Russian forces broke off their attempt to seize Kyiv itself in April 2022, but combat and deliberate vandalism by the occupiers left behind massive damage to the electrical grid, presenting power workers with their first big challenge of the war.

In a span of only a month and a half, they managed to restore some 6,000 miles of power lines and more than 70 high-voltage substations in the Kyiv region, said Maksym Timchenko, the chief executive of DTEK.

The coming winter, he said in a statement to The Times, “will be no less challenging than the previous one.”

In the drive to prepare for winter, there have been some missteps.

In an August report, the Atlantic Council cited slow delivery of large autotransformers, and reports that a large shipment of American energy-related assistance included some equipment incompatible with Ukraine’s grid.
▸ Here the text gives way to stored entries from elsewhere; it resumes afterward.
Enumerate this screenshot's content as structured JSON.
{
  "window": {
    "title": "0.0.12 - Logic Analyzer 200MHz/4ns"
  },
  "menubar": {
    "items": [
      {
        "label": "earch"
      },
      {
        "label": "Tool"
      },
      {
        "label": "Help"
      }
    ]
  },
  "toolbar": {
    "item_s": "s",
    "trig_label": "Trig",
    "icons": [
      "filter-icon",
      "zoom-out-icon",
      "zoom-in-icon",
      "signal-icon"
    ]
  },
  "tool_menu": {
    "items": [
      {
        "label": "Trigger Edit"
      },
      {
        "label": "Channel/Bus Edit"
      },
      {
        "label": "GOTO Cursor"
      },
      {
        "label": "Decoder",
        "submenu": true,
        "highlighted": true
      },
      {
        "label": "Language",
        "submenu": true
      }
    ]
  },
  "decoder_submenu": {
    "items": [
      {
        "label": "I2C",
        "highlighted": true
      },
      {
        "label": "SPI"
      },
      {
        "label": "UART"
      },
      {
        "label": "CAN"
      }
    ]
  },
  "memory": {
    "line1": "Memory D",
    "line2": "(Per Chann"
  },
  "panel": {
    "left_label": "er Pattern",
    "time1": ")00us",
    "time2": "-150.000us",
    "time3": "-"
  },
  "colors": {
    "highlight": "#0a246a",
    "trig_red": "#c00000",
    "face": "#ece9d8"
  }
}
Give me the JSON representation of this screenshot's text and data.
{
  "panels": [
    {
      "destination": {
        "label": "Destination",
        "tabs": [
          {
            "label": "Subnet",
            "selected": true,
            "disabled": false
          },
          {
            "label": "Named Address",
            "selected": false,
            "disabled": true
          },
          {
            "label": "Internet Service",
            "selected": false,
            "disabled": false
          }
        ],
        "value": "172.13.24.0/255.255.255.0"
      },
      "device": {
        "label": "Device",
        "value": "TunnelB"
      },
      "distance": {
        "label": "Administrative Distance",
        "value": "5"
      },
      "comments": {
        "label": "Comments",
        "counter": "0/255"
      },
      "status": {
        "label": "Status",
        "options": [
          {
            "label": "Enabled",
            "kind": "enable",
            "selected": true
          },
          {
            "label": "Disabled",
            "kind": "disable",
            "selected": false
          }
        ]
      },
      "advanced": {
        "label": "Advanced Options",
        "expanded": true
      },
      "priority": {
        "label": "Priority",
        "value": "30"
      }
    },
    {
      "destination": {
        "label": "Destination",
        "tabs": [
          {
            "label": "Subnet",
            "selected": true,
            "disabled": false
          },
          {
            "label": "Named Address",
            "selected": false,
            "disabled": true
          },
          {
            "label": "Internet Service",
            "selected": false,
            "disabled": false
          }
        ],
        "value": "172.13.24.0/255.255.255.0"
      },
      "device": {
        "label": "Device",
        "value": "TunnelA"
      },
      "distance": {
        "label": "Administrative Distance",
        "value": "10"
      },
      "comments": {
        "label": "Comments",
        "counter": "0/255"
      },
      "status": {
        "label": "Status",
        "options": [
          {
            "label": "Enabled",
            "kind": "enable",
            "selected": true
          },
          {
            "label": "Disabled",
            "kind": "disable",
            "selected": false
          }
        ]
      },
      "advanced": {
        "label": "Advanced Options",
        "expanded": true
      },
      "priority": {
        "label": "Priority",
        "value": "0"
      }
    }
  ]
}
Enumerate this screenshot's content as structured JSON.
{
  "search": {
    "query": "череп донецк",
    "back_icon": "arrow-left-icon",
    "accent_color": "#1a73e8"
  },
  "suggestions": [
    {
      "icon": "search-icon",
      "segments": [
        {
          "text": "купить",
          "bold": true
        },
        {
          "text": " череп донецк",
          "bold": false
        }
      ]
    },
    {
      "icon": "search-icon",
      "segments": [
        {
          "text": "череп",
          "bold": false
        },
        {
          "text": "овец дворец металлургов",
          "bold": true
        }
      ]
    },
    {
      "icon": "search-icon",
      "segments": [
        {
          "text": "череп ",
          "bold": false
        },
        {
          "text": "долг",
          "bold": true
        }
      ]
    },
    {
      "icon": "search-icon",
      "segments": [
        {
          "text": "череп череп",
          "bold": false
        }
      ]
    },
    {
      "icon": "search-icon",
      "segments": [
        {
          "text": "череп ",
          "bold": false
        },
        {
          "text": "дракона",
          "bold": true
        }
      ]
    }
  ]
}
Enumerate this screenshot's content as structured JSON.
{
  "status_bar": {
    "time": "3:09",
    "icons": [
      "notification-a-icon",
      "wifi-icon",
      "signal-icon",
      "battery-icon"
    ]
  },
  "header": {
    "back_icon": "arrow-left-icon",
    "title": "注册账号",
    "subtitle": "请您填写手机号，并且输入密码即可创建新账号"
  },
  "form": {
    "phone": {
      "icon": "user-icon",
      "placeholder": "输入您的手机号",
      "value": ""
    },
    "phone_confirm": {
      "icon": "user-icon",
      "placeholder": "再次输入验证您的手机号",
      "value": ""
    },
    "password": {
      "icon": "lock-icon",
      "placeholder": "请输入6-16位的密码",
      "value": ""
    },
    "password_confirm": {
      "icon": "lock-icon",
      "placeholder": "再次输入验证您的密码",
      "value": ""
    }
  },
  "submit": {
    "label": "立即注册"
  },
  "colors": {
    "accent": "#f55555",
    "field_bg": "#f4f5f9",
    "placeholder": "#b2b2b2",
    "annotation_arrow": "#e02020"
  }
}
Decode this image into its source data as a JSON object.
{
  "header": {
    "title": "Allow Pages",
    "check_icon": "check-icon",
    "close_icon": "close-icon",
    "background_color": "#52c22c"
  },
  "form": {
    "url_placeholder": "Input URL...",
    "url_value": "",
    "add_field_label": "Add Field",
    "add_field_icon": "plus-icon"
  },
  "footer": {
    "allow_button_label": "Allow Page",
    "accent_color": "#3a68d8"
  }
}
On a recent day, in a fast-food parking lot beside a roaring multi-lane road, a DTEK crew was busy drilling through cement to reach buried high-voltage lines that needed refurbishing.

“We know that this winter, they will try again to break us,” said the crew’s supervisor, 48-year-old Yuri Herasko. “To be ready for all kinds of difficult scenarios — that’s our job, and we’re working just as hard as we can.”

In Kyiv and elsewhere, people hoped for the best, but prepared for the worst.

Generators are again in demand, and where best to procure diesel fuel for them is a hot topic. Country dwellers assemble stacks of firewood, and people dig deep in junk drawers for flashlights and batteries.

“You would not believe the collection of candles I assembled,” said Statnyk, the Kyiv photographer. “Every color and every scent — watermelon, apple, like 40 different kinds. Now we will just have to see what this winter will be like.”